Pewnej czerwcowej soboty 91 lat temu bawarską gospodę Kugler-Alm najechała duża grupa rowerzystów. Zatrzymali się tam w trakcie wycieczki szlakiem zbudowanym przez Franza Xavera Kuglera, właściciela piwiarni. Kiedy okazało się, że zapasy piwa są na wyczerpaniu, Kugler zmieszał to, które zostało, z lemoniadą. Tak narodził się radlermass: połączenie niemieckich słów Radler (rowerzysta) oraz Mass (litr piwa).
Kupują nie tylko panie
Z czasem z radlermass został radler, a moda na mieszanki piwa z lemoniadą opanowała Europę. Hiszpanie mówią na nie clara, a Francuzi i Szwajcarzy panache.
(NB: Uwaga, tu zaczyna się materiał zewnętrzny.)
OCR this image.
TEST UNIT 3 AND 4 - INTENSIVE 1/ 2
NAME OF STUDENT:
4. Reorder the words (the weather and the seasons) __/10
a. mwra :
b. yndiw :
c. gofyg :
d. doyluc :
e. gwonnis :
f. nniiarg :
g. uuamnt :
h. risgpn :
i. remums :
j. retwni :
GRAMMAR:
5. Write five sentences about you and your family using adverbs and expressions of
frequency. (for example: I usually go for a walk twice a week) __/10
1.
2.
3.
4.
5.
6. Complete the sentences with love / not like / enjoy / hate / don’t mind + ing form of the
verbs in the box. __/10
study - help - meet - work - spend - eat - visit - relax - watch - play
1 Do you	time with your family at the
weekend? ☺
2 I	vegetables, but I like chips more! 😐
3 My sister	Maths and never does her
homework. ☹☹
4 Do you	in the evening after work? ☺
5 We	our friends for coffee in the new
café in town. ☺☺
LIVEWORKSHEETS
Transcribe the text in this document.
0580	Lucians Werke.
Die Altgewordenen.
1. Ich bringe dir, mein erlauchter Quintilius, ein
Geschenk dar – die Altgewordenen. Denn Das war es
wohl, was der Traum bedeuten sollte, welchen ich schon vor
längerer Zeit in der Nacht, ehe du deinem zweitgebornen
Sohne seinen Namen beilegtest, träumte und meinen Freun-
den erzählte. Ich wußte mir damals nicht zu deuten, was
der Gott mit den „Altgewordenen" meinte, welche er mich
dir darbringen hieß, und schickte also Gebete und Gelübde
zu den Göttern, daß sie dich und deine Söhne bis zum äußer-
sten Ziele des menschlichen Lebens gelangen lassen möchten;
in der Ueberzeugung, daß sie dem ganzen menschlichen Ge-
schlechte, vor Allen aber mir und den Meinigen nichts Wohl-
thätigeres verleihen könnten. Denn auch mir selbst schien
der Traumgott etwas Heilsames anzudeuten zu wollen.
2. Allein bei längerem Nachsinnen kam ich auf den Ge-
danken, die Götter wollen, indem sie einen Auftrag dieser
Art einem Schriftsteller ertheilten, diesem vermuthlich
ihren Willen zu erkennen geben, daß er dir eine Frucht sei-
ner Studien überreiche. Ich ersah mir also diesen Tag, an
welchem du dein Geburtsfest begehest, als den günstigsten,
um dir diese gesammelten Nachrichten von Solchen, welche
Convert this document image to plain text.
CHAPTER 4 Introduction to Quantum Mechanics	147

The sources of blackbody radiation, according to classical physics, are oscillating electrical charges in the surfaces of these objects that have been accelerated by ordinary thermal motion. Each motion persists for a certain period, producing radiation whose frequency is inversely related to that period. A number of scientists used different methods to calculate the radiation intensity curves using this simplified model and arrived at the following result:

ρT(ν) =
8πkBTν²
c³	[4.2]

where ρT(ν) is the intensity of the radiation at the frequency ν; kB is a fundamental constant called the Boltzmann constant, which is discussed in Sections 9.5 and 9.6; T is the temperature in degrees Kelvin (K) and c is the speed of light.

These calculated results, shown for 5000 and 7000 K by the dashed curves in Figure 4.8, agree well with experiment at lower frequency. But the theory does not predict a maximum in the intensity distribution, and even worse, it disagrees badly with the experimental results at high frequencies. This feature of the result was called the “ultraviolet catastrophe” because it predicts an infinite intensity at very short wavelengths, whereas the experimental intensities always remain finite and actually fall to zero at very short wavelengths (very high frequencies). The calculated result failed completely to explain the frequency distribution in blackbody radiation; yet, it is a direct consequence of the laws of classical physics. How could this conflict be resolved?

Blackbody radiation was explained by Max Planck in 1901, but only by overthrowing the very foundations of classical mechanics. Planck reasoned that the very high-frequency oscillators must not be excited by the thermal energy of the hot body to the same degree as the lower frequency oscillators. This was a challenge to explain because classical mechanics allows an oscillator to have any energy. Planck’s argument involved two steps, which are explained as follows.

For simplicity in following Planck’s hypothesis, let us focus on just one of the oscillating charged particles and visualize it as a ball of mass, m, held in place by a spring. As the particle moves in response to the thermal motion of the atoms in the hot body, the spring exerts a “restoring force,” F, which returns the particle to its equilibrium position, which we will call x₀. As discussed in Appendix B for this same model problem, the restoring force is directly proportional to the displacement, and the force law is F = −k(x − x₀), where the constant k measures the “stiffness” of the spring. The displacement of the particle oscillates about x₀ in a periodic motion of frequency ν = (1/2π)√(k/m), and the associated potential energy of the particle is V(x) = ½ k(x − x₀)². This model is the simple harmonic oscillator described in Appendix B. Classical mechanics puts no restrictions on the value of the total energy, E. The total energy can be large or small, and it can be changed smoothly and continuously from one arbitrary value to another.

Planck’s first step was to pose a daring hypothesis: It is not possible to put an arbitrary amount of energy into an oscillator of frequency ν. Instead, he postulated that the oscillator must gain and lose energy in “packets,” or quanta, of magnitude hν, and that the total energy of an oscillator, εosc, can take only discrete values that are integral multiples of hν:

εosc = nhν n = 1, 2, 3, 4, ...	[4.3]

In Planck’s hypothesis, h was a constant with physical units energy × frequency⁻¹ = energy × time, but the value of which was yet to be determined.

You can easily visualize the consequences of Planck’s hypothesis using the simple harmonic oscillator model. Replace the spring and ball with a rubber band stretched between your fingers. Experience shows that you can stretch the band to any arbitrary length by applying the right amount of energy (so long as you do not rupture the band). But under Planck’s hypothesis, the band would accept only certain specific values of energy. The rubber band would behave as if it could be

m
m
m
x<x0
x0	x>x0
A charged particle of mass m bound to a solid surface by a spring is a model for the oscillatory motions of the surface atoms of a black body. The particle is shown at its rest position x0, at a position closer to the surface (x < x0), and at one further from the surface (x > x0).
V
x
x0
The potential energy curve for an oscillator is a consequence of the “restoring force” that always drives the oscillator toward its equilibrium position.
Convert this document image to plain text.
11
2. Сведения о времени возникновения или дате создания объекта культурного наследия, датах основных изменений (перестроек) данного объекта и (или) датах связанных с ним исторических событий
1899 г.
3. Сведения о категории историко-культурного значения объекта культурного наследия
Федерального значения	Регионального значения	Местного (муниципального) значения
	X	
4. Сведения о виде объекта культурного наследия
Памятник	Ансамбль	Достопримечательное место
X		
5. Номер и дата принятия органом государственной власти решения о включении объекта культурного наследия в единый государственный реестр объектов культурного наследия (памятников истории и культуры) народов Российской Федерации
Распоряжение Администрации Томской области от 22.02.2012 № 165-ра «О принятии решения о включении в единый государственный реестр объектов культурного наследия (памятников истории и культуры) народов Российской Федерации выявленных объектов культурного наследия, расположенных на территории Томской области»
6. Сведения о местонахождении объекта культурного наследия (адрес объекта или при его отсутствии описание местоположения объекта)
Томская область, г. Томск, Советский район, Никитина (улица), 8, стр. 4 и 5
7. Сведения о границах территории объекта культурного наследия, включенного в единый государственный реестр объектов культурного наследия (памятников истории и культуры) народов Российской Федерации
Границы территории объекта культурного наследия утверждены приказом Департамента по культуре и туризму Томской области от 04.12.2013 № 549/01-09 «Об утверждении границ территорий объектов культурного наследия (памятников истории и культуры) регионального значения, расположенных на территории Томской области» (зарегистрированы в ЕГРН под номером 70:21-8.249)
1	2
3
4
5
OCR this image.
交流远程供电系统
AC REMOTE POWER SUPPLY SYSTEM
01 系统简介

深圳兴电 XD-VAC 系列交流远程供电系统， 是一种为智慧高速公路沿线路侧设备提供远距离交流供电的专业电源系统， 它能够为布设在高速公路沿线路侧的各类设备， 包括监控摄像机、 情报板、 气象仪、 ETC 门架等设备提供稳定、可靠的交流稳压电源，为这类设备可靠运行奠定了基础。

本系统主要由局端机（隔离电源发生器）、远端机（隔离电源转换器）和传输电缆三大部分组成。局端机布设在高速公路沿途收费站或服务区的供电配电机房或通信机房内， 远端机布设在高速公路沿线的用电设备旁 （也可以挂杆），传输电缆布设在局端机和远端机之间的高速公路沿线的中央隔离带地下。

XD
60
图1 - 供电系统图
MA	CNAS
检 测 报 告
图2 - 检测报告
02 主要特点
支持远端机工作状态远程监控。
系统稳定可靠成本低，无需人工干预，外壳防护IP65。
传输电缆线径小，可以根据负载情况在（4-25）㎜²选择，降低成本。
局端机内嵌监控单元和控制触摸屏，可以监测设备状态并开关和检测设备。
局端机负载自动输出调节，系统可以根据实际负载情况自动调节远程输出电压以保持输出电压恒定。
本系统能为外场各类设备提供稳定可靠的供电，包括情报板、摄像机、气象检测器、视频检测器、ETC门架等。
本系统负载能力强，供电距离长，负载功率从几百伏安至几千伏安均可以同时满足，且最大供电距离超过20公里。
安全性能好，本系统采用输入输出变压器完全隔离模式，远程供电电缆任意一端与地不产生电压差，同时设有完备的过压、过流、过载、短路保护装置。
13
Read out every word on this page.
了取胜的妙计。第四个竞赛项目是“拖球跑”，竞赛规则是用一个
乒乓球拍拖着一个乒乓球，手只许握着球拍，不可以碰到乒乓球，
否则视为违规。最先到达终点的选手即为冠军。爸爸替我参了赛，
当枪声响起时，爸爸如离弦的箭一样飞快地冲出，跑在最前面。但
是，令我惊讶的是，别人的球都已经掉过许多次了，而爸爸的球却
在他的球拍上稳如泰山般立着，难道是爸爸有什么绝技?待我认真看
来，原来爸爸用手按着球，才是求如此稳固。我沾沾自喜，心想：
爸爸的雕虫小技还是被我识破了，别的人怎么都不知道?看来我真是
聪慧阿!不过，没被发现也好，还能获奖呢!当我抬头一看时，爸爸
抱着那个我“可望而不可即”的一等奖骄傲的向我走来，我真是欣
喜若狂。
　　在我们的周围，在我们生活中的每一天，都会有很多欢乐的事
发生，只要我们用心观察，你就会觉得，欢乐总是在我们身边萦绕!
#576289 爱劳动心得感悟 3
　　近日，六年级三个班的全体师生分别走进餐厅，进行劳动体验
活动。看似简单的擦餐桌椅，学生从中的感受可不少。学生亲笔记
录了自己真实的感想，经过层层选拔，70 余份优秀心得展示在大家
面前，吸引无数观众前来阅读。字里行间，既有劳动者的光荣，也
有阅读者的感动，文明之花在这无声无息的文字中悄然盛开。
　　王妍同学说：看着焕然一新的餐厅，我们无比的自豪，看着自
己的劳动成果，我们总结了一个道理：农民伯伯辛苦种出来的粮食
W Wielkiej Brytanii i Irlandii popularne jest natomiast shandy.
Piwowarzy zwracają uwagę na różnice między shandy i radlerami. Te ostatnie są bardziej mętne i zawierają nieco więcej lemoniady. Ich wspólną cechą jest jednak mała, sięgająca około 2 proc., zawartość alkoholu.
– Piwa z lemoniadą, czyli tzw. beer miksy, będą hitem tegorocznego sezonu – przekonuje Melania Popiel, rzecznik prasowy Carlsberg Polska, trzeciego producenta piwa w Polsce. Od kilku tygodni firma sprzedaje radlera pod marką Okocim. – Jego wyniki są znacznie lepsze, niż zakładaliśmy – przyznaje Popiel.
Pierwsze mieszanki piwa i cytrynowej lemoniady pojawiły się w Polsce rok temu. Kompania Piwowarska wprowadziła wówczas na rynek Lecha Shandy, a grupa Żywiec Warkę Radler.